Issues Closed This Week: 39
Summarized Issues:
- Server Code Refactoring and Cleanup: The refactoring and cleanup of server code in the llama.cpp project aim to improve maintainability and ease of contribution. This involves restructuring the current architecture, renaming and organizing code components, and considering the use of existing libraries for efficiency. The focus is on enhancing the codebase without introducing new features.

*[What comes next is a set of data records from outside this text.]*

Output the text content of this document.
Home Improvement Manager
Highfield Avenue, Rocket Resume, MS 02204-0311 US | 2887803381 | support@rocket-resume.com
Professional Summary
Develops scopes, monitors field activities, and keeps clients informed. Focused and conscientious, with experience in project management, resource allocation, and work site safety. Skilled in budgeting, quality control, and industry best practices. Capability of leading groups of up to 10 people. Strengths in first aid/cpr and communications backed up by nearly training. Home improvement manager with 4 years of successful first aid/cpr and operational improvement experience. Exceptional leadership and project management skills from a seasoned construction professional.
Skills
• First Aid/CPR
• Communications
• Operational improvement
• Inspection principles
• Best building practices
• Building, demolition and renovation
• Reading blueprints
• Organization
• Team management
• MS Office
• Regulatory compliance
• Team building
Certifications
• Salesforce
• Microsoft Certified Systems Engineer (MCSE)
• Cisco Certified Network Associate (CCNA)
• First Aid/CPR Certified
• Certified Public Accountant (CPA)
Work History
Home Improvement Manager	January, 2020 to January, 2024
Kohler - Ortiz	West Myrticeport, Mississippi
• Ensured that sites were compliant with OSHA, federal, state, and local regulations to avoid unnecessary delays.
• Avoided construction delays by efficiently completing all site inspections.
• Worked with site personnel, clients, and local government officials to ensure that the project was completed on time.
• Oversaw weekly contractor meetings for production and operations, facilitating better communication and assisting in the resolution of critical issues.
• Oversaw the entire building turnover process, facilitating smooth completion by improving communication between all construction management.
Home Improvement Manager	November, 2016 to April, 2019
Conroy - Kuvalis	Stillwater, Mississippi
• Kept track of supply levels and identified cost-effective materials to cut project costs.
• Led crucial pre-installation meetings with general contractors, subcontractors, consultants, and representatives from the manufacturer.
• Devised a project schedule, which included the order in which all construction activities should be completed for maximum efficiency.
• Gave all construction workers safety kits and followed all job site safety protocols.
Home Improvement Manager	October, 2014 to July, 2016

- Quantization and Performance Enhancements: The integration of the QuaRot quantization scheme and tensor parallelism in the llama.cpp project is proposed to enhance inference speed and memory efficiency. QuaRot utilizes rotations for efficient 4-bit quantization by removing outliers from the hidden state. Tensor parallelism aims to distribute computations across multiple devices, reducing latency through efficient weight splitting.
- Caching and Model Management: Implementing a local caching mechanism for downloaded model files in llama.cpp is discussed, similar to Hugging Face's transformers. This feature would store models in a specified cache directory when the
--model
argument is not provided. The implementation should align with llama.cpp's environment variable naming conventions.
- Feature Requests for Enhanced Functionality: Several feature requests aim to enhance the functionality of the llama.cpp project. These include adding an
echo=True
option for benchmarking, supporting 'tools' and 'tool_choice' parameters for OpenAI compatibility, and implementing ShifTed Rotray position embeddING (STRING) for improved long-context inference. Additionally, requests for integrating Meta's Layer Skip and adding "tokens per second" information in the Web UI are made.
- Bug Fixes and Performance Issues: Various bugs and performance issues are identified in the llama.cpp project, affecting different components. These include text selection reset during inference, incorrect ChatML template formatting, and performance problems on Windows using ROCm. Other issues involve illegal memory access errors with CUDA, Vulkan backend errors, and floating point exceptions leading to Inf or NaN values.
- Compilation and Build Issues: Compilation and build issues are reported in the llama.cpp project, affecting various platforms and configurations. These include errors related to Vulkan shader generation, unsupported GL_KHR_cooperative_matrix extension, and undefined references to
std::filesystem
functions. Solutions involve updating compilers, performing clean builds, and adjusting build configurations.
- Documentation and Usability Improvements: Documentation inconsistencies and usability improvements are addressed in the llama.cpp project. These include updating the README to correct endpoint information, adding documentation for
cache-type-k/v
parameters, and proposing the addition of syntax code coloring for enhanced readability. These changes aim to improve user experience and reduce confusion.